La diocesi di Acireale organizza il primo meeting dell'omofobia organizzata



È nato l'ennesimo gruppo omofobo. Si chiama Uniti per la famiglia e dal suo sito internet si definisce un gruppo a-partitico, a-politico, a-confessionale. A farci temere sulla buona fede di questa dichiarazione, però, è la lista di associazioni aderenti, curiosamente tutte fortemente confessionali e vincine all'estrema destra. La lista include infatti nomi noti dell'omofobia organizzata come Movimento per la Vita, Ex-Allievi Salesiani, Alleanza Cattolica, Assalto studentesco, Giuristi per la Vita, Avanguardia, Alleanza Evangelica, Spazio Libero Cervantes, Unione Giuristi cattolici Italiani Catania, Centro Aiuto alla Vita Santa Venerina, Federazione Universitaria Cattolica Italiana Adrano, Federvita Sicilia, Mater, Si alla Famiglia, AMCI Catania e Associazione Italiana Maestri Cattolici.
A sottolineare come il nome della famiglia venga utilizzato al solo fine di legittimare l'odio e la violenza è il ricorso al solito ritornello già utilizzato dalle Sentinelle in piedi o dal Family day: «Il comitato Uniti per la famiglia non è contro nessuno e contro i diritti di nessuno, ma per la famiglia e per la famiglia naturale, cioè secondo i dettami giuridici ed etici del diritto naturale». In altre parole, noi non siamo contro nessuno ma non riconosciamo che gli altri debbano avere diritti dato che ci reputiamo gli unici meritevoli di poter veder riconosciuti i nostri affetti. È come il nazista che dice che lui non è contro nessuno, è l'ebreo che merita di essere bruciato nei forni.
Interessante è notare come la nuova sigla non sia altro che l'ennesimo gruppo-ombrello volto a dar vita ad un gioco di specchi in cui l'opinione del singolo possa essere presentato più volte. Se prendiamo come esempio il solo Amato, la sua presenza varrà sia come presidente dei Giuristi della vita, come membro del comitato Sì alla famiglia e come membro di Uniti per la famiglia.

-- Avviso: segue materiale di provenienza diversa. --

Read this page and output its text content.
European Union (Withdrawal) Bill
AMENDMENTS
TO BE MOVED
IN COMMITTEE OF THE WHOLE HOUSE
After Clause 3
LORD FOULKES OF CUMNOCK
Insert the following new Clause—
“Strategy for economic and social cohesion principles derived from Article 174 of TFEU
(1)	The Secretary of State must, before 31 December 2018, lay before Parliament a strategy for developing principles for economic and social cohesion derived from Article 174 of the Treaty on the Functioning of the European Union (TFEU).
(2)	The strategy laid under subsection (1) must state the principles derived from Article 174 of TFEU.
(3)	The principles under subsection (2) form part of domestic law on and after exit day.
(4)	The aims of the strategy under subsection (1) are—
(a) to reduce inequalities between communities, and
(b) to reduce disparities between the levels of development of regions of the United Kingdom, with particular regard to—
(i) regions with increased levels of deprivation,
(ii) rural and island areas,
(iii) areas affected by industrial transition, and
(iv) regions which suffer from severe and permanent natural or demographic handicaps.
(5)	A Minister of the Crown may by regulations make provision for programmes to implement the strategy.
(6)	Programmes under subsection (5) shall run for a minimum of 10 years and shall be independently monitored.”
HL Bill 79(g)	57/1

Ma è così che i soliti gruppi, guidati dalla solite persone, si riuniranno sotto questo nuovo nome per dar vita al primo meeting dell'omofobia organizzata che si terrà il 25 ottobre prossimo sotto l'egemonia della Diocesi di Acireale. Il manifesto (non propriamente a-confessionale) afferma:

La famiglia –nucleo naturale e fondamentale della società– è oggetto di incessanti attacchi: politiche fiscali e del lavoro che ne mortificano la funzione sociale; iniziative legislative finalizzate al matrimonio fra persone dello stesso sesso; interventi giudiziari che legittimano pratiche aberranti (come l’utero in affitto); introduzione nei programmi scolastici delle famigerate teorie del gender; una martellante propaganda mass-mediatica a favore di modelli di vita che riducono il rapporto affettivo a pura sessualità; una cultura dello scarto che emargina gli anziani; e tanto altro …Il comitato Uniti per la famiglia con il 1° Meeting regionale offre pertanto una preziosa occasione d’informazione (e formazione), che prevede la partecipazione di relatori autorevoli e competenti e si rivolge a tutti coloro i quali hanno a cuore l’istituzione familiare, al di là di appartenenze politiche e convinzioni di fede.
Di fronte ai pericoli che incombono sulla famiglia occorre essere Uniti per la famiglia.

Ecco dunque che il benessere altrui è considerato ancora una volta una «minaccia» con la diocesi in prima fila nel chiedere che i cristiani infliggano sofferenza e morte nel nome del pregiudizio e del sentirsi migliore degli altri (un po' come il fariseo di biblica memoria).
A dar voce all'omofobia ci saranno un po' tutti. I relatori includono l'avvocato Giancarlo Cerrelli (noto per il suo sostenere che l'omosessualità sia una malattia), il reverendo Thomas Schirrmacher, don Fortunato Di Noto, Alessandro Pagano (promotore Gruppo Interparlamentare contro il riconoscimento dei diritti gay), il senatore Lucio Malan (principale responsabile dei ritardi nella discussione parlamentare sulle unioni civili) e monsignor Antonino Raspanti. Dopo la pausa pranzo, a vomitare odio ci penseranno Gianfranco Amato (presidente dell'associazione Giuristi per la vita), Gilberto Gobbi, pastore Giovanni Cereda e Angela Grasso.